In Europa verliezen de bedrijfsresultaten slechts licht terrein en bleven de operationele prestaties behoorlijk tijdens het derde kwartaal. Van de forse winstdaling die de strategen vooropstelden tegen 2023, is in de praktijk nog niet veel te merken.

Toch staan we voor een delicate marktperiode. De hoop bij de beleggers berust op het gevoel dat de verstrakking van de financiële voorwaarden ondertussen ver genoeg reikt. Hoewel dit nog niet echt voelbaar is in de macro- en micro-economische gegevens, is dit klaarblijkelijk te wijten aan een natuurlijk vertragend effect tussen monetaire actie en de gevolgen ervan in de praktijk.

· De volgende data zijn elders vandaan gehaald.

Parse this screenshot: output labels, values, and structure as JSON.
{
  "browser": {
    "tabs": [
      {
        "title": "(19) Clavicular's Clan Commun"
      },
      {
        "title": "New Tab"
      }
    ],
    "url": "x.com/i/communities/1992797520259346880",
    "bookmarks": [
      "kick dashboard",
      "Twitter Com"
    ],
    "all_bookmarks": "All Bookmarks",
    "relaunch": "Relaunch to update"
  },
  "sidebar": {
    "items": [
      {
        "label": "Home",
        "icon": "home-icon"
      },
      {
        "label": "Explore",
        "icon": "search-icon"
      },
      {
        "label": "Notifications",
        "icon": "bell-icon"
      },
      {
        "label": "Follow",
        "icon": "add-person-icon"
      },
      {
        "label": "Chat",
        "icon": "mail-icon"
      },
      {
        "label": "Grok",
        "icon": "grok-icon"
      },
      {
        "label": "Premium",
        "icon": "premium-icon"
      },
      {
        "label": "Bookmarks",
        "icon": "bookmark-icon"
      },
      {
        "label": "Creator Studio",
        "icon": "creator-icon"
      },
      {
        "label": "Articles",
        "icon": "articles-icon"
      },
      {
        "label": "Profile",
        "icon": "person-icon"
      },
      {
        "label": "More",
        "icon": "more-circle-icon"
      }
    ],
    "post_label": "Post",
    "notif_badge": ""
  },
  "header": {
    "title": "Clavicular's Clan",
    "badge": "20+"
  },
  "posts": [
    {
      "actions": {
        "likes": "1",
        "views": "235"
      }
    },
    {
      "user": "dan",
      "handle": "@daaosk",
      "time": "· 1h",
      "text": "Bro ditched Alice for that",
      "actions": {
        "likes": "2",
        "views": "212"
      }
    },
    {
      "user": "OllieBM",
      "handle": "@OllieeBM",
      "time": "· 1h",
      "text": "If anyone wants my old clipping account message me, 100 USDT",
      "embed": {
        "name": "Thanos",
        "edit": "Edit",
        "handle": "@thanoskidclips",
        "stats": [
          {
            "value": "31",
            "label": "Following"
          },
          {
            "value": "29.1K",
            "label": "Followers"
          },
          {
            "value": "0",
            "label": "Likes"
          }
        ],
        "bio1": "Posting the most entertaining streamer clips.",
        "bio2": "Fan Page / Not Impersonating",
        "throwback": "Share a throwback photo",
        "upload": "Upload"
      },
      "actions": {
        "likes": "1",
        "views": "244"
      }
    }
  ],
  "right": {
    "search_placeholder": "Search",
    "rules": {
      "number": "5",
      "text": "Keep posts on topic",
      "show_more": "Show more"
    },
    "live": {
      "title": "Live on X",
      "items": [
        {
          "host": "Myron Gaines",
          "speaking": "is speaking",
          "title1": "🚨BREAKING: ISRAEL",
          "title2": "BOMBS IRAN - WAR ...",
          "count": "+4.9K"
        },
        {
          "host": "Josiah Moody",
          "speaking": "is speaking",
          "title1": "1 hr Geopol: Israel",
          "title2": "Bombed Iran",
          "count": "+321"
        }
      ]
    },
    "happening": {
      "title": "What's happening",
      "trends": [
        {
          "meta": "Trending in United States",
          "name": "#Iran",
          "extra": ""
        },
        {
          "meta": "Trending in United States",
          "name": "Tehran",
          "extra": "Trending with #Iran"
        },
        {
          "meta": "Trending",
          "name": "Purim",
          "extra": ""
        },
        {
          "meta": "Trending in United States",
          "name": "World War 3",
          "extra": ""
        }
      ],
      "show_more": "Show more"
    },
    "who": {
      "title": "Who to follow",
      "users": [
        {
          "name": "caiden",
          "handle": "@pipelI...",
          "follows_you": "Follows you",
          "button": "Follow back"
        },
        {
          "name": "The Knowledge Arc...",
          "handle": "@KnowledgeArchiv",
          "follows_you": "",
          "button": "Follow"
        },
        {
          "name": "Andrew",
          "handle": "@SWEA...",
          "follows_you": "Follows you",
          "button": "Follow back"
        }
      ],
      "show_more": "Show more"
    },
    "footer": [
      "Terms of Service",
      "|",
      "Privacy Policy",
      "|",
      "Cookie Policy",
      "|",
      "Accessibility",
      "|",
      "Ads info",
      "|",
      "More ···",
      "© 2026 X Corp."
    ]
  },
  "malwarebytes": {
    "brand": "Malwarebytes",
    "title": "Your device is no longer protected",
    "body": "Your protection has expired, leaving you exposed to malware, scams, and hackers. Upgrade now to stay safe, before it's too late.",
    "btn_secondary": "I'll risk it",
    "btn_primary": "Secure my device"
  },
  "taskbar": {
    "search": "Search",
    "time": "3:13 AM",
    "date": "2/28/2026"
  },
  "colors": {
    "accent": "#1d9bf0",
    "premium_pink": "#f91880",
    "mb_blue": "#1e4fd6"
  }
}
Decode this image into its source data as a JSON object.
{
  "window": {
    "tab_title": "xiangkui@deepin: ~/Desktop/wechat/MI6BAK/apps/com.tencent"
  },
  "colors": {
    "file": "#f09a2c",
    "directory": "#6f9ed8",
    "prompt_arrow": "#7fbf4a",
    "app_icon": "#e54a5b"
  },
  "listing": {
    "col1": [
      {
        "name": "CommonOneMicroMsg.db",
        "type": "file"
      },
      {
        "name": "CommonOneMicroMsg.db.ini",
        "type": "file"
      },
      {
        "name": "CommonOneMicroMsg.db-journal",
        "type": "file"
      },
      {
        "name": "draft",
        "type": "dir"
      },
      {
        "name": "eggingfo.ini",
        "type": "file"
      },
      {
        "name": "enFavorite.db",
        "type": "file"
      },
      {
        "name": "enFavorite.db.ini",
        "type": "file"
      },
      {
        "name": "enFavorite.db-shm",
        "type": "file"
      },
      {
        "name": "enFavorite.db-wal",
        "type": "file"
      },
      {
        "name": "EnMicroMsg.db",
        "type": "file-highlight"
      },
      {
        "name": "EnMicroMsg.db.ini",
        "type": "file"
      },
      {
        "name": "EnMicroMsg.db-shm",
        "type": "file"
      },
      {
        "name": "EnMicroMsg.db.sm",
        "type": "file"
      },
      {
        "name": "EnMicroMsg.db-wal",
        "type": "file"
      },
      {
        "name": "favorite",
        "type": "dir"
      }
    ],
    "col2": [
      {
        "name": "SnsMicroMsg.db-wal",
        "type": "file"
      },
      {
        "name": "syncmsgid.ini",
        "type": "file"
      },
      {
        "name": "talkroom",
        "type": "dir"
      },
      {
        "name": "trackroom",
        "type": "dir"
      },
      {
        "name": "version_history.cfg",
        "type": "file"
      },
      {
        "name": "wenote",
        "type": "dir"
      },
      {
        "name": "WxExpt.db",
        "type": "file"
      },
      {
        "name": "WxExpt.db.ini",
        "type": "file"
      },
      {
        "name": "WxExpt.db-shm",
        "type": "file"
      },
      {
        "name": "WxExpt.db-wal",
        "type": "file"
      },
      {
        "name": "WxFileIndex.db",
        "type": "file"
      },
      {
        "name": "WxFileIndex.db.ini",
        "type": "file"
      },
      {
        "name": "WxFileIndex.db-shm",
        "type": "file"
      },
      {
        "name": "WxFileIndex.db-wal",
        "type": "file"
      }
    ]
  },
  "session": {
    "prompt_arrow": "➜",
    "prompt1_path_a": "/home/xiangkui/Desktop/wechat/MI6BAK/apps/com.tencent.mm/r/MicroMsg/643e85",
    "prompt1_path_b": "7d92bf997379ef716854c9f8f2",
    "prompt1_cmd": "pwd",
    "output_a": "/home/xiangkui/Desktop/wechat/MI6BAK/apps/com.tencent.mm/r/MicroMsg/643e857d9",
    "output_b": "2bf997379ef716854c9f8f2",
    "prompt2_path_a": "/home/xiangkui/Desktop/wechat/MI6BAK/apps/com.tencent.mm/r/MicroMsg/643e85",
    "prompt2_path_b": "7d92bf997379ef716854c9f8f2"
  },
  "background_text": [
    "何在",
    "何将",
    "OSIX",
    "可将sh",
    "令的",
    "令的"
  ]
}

Anticiperen op deze vertraagde effecten is eigen aan de marktwerking, soms met overdreven optimisme, maar uit voorzichtigheid wordt er best gewacht op de eerste concrete tekenen van een landing van de economie, de werkgelegenheid en de inflatie, om uit te gaan van het einde van de cyclus van verstrakking. Het risico is groot dat de opvering van de laatste handelsdagen, vergelijkbaar met die van de zomer, in het rijtje past van bear market rally’s in lange baisseperiodes. In dat geval wordt het risico op teleurstellingen des te groter, temeer daar de risicopremies (het verschil tussen het winstrendement van aandelen en de rente op 10 jaar) al fors gekrompen zijn in Europa tot onder hun historisch gemiddelde.